On calculating log-likelihood function for some multivariate distributions, such as multivariate Normal, I see some examples where the matrices are suddenly changed to trace, even when the matrix is not diagonal. I searched online to find a plausible explanation for this "trace trick" without success. What is it all about?
Can someone clarify the usage of trace in this situation?
Bellow a slide with an example where you can find this usage of trace.
The trace is invariant under cyclic permutations. This means $\text{Tr}(\mathbf{ABC}) = \text{Tr}(\mathbf{CAB}) = \text{Tr}(\mathbf{BCA})$. The terms of form $(\mathbf{x_n-\mu})^T\Sigma^{-1}(\mathbf{x_n-\mu})$ are scalars (or, if you like, $1\times1$ matrices). The trace of a scalar is just the scalar. Note also that the trace is also linear, so $\text{Tr}(\alpha\mathbf{A}+\beta\mathbf{B}) = \alpha\text{Tr}(\mathbf{A}) + \beta\text{Tr}(\mathbf{B})$, which they use right underneath where you circled. This trick is used a lot, especially when one encounters quadratic forms (i.e. $\mathbf{x}^T\mathbf{Qx}$, where $\mathbf{Q}$ is symmetric).
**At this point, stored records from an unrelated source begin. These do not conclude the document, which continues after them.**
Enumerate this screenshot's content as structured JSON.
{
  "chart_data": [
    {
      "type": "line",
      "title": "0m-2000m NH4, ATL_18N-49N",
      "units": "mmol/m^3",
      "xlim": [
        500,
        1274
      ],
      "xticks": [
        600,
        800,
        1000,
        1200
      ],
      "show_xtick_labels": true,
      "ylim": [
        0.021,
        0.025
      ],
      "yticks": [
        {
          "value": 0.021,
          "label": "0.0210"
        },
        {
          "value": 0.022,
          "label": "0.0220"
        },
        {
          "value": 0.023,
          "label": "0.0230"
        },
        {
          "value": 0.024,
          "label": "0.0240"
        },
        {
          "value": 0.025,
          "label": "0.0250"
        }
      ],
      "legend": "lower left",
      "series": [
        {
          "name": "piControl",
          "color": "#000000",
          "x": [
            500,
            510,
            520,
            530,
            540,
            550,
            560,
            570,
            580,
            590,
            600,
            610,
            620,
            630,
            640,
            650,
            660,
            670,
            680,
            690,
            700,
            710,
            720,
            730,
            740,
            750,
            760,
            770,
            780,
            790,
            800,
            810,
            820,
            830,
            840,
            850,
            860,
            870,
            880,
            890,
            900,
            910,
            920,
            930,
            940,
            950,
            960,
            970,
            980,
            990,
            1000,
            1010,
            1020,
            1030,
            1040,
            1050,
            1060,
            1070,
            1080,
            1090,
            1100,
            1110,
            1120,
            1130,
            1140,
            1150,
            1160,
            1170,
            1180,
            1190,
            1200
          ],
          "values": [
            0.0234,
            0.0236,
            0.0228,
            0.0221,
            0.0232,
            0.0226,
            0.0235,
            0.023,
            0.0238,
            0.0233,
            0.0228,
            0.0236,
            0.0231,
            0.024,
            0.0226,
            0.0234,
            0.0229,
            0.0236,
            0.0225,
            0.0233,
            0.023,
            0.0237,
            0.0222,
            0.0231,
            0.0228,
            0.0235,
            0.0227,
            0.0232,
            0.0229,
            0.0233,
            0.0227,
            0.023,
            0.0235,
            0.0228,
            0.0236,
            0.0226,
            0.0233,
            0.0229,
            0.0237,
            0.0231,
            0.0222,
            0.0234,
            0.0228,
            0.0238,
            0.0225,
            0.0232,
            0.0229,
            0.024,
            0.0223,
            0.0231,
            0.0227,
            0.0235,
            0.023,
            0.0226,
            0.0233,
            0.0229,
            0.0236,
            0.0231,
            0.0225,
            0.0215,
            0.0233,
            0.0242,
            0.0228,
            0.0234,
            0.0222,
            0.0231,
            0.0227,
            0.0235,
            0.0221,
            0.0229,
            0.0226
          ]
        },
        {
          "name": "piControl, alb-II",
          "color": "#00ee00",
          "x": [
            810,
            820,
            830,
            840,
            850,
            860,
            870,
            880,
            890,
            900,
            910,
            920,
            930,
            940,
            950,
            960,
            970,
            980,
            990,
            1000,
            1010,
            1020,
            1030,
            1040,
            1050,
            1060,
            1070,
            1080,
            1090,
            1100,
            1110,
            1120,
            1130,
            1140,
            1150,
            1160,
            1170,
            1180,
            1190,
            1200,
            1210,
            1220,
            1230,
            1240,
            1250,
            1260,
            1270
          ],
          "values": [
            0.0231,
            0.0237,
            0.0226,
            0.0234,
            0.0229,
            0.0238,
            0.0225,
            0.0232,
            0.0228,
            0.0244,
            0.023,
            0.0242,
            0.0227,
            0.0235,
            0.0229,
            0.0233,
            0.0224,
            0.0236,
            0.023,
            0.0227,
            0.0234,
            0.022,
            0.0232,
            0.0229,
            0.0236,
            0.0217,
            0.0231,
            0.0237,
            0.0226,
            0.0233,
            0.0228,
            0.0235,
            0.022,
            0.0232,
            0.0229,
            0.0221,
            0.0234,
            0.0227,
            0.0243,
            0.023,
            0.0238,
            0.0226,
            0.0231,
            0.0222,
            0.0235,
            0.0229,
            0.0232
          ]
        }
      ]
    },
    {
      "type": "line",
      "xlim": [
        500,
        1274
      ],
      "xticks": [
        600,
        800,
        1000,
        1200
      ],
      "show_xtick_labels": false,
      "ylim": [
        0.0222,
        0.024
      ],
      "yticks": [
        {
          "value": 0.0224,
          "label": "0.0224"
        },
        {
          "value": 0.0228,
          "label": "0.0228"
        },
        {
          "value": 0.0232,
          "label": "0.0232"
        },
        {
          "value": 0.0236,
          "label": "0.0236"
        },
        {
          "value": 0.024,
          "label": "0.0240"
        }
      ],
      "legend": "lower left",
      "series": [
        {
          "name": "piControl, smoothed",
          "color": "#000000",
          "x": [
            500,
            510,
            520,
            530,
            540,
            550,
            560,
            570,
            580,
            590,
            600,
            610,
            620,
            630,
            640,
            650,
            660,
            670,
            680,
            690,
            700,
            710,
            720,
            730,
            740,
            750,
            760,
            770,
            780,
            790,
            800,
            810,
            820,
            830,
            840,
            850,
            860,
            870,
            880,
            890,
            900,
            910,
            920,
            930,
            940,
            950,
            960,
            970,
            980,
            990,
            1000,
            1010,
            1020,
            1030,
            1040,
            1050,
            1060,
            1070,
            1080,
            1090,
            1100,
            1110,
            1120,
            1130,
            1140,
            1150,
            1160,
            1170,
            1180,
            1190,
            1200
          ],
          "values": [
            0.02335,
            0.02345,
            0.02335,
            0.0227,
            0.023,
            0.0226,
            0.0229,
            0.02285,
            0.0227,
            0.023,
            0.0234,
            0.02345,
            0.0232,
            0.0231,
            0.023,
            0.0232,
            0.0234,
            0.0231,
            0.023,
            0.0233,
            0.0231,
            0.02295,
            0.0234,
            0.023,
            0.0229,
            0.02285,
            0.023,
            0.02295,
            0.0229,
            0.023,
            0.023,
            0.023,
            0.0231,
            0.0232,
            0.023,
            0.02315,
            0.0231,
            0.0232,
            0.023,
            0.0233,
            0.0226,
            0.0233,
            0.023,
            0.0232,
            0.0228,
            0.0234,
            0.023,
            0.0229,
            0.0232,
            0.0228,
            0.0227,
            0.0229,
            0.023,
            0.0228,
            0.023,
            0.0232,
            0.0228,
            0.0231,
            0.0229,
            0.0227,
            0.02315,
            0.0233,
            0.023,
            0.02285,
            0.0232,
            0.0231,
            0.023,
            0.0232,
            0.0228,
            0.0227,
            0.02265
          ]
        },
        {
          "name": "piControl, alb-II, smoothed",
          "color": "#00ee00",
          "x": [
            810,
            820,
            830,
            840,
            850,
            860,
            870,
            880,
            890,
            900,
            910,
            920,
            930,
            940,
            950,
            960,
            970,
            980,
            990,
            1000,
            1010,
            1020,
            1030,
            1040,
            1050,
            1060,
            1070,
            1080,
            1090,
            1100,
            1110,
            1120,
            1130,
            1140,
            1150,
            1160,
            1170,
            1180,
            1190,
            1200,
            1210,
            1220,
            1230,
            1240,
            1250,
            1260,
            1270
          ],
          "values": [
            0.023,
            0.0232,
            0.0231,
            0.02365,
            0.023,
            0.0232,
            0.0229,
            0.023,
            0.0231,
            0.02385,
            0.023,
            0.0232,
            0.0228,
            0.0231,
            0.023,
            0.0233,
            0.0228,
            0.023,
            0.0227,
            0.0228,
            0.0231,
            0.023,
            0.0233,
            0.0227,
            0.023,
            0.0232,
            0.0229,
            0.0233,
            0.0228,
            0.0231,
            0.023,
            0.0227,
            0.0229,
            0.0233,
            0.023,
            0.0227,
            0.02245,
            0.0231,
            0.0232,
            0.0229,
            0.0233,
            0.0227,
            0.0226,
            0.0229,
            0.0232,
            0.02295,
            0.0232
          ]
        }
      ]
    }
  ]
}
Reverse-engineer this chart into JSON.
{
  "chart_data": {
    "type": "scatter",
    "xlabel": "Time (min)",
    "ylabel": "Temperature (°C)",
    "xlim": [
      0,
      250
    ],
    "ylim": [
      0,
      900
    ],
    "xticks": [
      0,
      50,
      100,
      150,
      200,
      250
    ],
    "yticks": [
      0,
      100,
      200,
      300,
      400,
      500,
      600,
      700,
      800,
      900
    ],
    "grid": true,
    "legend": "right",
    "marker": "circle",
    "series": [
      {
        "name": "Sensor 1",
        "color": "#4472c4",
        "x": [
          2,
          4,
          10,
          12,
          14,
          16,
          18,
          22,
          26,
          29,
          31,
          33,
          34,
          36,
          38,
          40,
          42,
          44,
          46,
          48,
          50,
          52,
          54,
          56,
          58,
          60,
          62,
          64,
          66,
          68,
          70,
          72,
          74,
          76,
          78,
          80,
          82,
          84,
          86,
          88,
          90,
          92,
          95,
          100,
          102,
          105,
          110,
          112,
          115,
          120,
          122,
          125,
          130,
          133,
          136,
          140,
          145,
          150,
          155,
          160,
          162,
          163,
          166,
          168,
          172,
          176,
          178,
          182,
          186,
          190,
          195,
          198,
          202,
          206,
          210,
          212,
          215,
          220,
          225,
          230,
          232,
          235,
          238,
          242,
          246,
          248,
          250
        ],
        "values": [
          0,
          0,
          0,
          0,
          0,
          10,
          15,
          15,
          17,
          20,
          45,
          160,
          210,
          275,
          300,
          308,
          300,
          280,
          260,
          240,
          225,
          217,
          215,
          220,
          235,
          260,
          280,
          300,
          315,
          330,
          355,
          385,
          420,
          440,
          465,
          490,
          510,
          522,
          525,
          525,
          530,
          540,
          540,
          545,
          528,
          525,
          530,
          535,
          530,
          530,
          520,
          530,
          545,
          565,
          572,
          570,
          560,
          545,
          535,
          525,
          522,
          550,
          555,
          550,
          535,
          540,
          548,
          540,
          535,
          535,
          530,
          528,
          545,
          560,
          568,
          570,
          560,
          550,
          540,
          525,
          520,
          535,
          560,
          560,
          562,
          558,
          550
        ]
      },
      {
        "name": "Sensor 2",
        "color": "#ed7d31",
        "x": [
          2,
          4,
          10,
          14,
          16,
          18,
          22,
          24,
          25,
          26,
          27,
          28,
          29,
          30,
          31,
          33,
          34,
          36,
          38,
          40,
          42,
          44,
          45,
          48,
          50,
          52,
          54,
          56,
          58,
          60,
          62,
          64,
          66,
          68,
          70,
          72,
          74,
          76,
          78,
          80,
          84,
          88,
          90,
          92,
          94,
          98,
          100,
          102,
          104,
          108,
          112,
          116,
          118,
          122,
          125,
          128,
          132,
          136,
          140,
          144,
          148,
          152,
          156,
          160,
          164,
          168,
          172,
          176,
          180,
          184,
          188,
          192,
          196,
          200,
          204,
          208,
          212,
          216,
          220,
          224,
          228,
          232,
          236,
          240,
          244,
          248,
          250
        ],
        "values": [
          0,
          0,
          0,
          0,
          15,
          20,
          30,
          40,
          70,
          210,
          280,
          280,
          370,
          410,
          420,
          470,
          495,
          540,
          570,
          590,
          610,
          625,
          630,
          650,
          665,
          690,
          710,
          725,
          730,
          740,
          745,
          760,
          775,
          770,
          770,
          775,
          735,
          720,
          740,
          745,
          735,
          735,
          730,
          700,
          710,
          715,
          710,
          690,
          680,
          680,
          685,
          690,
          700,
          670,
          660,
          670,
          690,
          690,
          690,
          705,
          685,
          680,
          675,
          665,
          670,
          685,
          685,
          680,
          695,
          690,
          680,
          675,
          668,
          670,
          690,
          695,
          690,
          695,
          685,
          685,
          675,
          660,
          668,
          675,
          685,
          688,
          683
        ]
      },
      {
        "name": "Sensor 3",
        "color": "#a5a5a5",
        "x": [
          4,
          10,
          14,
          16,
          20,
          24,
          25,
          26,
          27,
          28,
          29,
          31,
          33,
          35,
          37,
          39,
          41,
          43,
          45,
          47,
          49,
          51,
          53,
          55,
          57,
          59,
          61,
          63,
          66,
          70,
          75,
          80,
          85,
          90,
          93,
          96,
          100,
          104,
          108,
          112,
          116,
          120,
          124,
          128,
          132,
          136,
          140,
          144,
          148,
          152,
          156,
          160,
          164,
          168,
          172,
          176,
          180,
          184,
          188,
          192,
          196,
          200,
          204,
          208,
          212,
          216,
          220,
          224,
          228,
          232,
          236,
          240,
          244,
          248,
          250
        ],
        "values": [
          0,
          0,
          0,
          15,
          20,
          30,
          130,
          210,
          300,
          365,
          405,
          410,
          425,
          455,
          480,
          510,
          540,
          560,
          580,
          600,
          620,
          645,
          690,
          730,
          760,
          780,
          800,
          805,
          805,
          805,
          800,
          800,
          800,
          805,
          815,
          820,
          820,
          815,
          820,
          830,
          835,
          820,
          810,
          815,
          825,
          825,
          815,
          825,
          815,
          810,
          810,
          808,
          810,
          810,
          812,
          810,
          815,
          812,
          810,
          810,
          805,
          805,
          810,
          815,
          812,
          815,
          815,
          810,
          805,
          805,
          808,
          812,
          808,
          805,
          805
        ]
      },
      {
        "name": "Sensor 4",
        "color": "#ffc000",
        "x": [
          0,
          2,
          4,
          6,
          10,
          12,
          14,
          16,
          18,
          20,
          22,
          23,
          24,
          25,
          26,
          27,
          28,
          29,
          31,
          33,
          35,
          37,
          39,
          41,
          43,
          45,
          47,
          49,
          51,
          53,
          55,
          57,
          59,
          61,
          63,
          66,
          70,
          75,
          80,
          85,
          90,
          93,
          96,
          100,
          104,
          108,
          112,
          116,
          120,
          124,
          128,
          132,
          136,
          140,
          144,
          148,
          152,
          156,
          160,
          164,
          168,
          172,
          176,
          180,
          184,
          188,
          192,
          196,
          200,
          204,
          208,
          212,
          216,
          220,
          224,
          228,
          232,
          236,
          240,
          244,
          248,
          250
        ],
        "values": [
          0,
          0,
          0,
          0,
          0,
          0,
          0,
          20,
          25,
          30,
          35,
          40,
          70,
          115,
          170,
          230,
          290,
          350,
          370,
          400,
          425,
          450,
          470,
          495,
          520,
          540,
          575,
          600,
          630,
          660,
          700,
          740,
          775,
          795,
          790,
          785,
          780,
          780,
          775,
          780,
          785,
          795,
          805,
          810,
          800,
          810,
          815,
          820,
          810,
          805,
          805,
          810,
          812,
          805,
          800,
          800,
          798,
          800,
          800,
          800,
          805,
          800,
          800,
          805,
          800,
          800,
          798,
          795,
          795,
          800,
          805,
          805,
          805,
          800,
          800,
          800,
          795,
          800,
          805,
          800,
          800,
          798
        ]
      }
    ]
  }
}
All they do is replace "$\text{scalar}$" with "$\text{Tr}(\text{scalar})$", and then apply the cyclic permutation property. $(\mathbf{x_n -\mu})^T\mathbf{\Sigma}^{-1}(\mathbf{x_n-\mu}) = \text{Tr}((\mathbf{x_n -\mu})^T\mathbf{\Sigma}^{-1}(\mathbf{x_n-\mu}))$ because $(\mathbf{x_n -\mu})^T\mathbf{\Sigma}^{-1}(\mathbf{x_n-\mu})$ is a just a scalar. $\text{Tr}((\mathbf{x_n -\mu})^T\mathbf{\Sigma}^{-1}(\mathbf{x_n-\mu})) = \text{Tr}(\mathbf{\Sigma}^{-1}(\mathbf{x_n-\mu})(\mathbf{x_n -\mu})^T)$ by the permutation property I mentioned.